La fin de la PCRE ne vous ramènera pas des employés serviles

Alain Samson Alain Samson leadership Marché du travail mobilisation des troupes

C’est fou ce qui se passe chez les employeurs ces temps-ci. Sur Fox, on a comparé les employés à des chiens qui ne donnent un bon rendement que s’ils sont affamés par leurs « bons maîtres ». Dans le même ordre d’idée, le Conseil du Patronat du Québec demandait ce matin la fin de la PCRE en disant que  ça obligerait des gens à retourner au travail.

Ce que les employeurs doivent réaliser, c’est que la fin de la PCRE ne leur ramènera pas des employés serviles. Au mieux, quand on oblige les gens à rentrer au travail pour payer les comptes, on se retrouve avec des employés passifs agressifs qui sont sur place pour faire du temps. Leur niveau d’engagement est minimal et leur productivité fait de même. On ne peut pas accomplir des miracles avec des esclaves.

J’aimerais offrir aux employeurs un extrait de mon livre Mobilisez votre tribu :

Offrez-vous présentement un salaire qui permet à votre personnel de vivre décemment compte tenu du coût de la vie dans votre communauté ? Vous seriez surpris du nombre d’endroits où ce n’est pas le cas.

 

Par exemple, je lisais récemment que les États-Unis n’ont pas augmenté le salaire minimum fédéral depuis plus d’une décennie. Si le salaire minimum d’aujourd’hui était proportionnel aux augmentations de productivité au cours des 50 dernières années, il serait de 22 $ l’heure au lieu de l’actuel 7,25 $, ce qui est une somme dérisoire. Le pouvoir d’achat des travailleurs américains stagne depuis 40 ans, et même s’ils sont plus productifs que jamais, leur rémunération a à peine bougé depuis les années 1970. Et que dire du salaire minimum pour les travailleurs à pourboire, qui est de 2,13 $ l’heure, un chiffre qui n’a pas augmenté depuis 30 ans?

Pourtant, nombre d’employeurs américains demandent aux États de réduire les prestations de chômage pour obliger les employés à accepter les emplois qu’ils offrent. Si on leur réplique que les salaires qu’ils versent sont des salaires de misère, ils disent respecter les normes.
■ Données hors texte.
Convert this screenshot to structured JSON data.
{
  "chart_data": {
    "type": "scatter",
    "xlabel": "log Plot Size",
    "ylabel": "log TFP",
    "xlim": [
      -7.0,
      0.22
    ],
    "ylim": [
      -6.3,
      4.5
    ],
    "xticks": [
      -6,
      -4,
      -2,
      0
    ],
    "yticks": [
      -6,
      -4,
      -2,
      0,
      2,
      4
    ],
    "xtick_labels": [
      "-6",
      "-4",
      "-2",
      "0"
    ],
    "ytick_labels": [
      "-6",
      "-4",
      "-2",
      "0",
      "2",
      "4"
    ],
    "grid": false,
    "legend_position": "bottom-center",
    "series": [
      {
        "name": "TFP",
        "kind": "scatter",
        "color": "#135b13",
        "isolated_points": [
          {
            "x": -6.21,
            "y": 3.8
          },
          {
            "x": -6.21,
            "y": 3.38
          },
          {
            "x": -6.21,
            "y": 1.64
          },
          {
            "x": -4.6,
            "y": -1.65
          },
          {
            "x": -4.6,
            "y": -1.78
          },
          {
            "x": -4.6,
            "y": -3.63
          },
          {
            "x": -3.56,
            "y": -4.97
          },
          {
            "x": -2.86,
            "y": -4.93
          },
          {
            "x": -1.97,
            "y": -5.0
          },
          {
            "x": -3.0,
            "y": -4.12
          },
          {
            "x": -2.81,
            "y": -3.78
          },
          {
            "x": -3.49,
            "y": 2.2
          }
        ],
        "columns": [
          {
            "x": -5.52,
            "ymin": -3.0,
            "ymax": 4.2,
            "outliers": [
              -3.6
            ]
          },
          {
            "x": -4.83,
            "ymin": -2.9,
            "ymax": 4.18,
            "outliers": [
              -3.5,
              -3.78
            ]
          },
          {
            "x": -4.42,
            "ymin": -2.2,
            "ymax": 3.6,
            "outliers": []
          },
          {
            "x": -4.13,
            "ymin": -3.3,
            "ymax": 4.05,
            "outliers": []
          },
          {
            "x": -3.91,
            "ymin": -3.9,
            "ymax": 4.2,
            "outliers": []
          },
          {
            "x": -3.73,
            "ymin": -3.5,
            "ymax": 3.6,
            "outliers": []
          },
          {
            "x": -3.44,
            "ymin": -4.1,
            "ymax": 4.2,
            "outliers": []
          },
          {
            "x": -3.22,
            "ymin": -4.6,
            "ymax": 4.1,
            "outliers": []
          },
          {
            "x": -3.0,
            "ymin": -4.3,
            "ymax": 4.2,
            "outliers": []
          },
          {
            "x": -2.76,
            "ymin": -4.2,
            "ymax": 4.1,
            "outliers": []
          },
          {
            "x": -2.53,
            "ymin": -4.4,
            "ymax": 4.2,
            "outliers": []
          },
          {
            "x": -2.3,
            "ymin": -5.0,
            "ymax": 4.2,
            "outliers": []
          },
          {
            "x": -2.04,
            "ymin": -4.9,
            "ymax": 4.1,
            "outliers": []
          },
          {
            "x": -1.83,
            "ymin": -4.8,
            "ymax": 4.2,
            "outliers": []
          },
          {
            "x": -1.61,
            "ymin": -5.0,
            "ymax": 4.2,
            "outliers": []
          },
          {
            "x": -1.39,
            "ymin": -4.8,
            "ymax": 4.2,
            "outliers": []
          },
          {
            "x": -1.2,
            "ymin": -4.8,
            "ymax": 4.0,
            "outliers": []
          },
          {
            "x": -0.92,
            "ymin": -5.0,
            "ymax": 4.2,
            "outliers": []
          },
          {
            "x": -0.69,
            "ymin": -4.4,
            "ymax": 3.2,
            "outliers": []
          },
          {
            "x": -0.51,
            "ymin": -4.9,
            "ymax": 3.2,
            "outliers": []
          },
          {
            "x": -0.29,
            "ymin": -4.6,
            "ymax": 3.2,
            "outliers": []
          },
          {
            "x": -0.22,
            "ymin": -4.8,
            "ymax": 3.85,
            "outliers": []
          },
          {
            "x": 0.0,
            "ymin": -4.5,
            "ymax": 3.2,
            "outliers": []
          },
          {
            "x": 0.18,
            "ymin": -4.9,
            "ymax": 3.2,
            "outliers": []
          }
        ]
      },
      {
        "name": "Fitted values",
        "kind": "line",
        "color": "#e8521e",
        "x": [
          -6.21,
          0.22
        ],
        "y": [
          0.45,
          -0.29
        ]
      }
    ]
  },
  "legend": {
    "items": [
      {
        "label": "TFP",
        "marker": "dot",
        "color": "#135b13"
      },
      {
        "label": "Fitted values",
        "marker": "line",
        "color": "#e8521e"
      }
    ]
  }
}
Comment voulez-vous vous épanouir dans des conditions qui font que, mois après mois, vous vous enfoncez davantage dans l’endettement et qu’une seule crevaison de pneu puisse remettre en question votre sentiment de bien-être ?

Qu’en est-il dans votre entreprise ou organisation ? Combien en coûte-t-il à vos employés pour travailler chez vous sans qu’ils aient à faire 2 heures de navette soir et matin pour pouvoir s’offrir un loyer moins cher ? Pour le plaisir, mettez sur pied un comité qui dressera un état des revenus et des dépenses de votre employé moyen.

  • Combien lui reste-t-il après impôts et cotisations ?
  • Combien lui en coûte-t-il pour payer son loyer, Internet, son téléphone et son épicerie ?
  • Se rend-il au travail en automobile ou prend-il les transports en commun ? Ça lui coûte combien ?
  • Combien lui reste-t-il en fin de mois ?
  • Aimeriez-vous être dans sa situation ?

Il vaut la peine de faire cet exercice, surtout si vous avez un certain âge et que vous n’avez pas suivi le coût des biens et services au cours des dernières décennies. Ignorer le coût de la vie peut vous jouer de mauvais tours. Rappelez-vous ce chef de parti québécois qui, en pleine campagne électorale, a avancé qu’il suffisait de 75 $ par semaine pour nourrir une famille de quatre. Cette affirmation lui a coûté les élections.

La santé financière, dans un premier temps, c’est avoir le sentiment qu’on ne s’enfonce pas continuellement dans un gouffre financier. C’est ne plus avoir à penser à cette éventualité. C’est gagner suffisamment pour faire face à ses obligations et pouvoir profiter un peu de la vie.

L’offrez-vous, cette santé financière minimale ? Si ce n’est pas le cas et que vous pensez que votre entreprise n’a pas les moyens de le faire, c’est que votre modèle d’affaires doit être revu. Parce que, dans ces conditions, vous n’aurez bientôt plus personne à gérer. 

Il y a bien d’autres facteurs que le revenu. Il y a la qualité du leadership et l’ensemble de l’expérience employé. Mais contentez-vous, pour aujourd’hui, de faire l’exercice que je viens de vous présenter.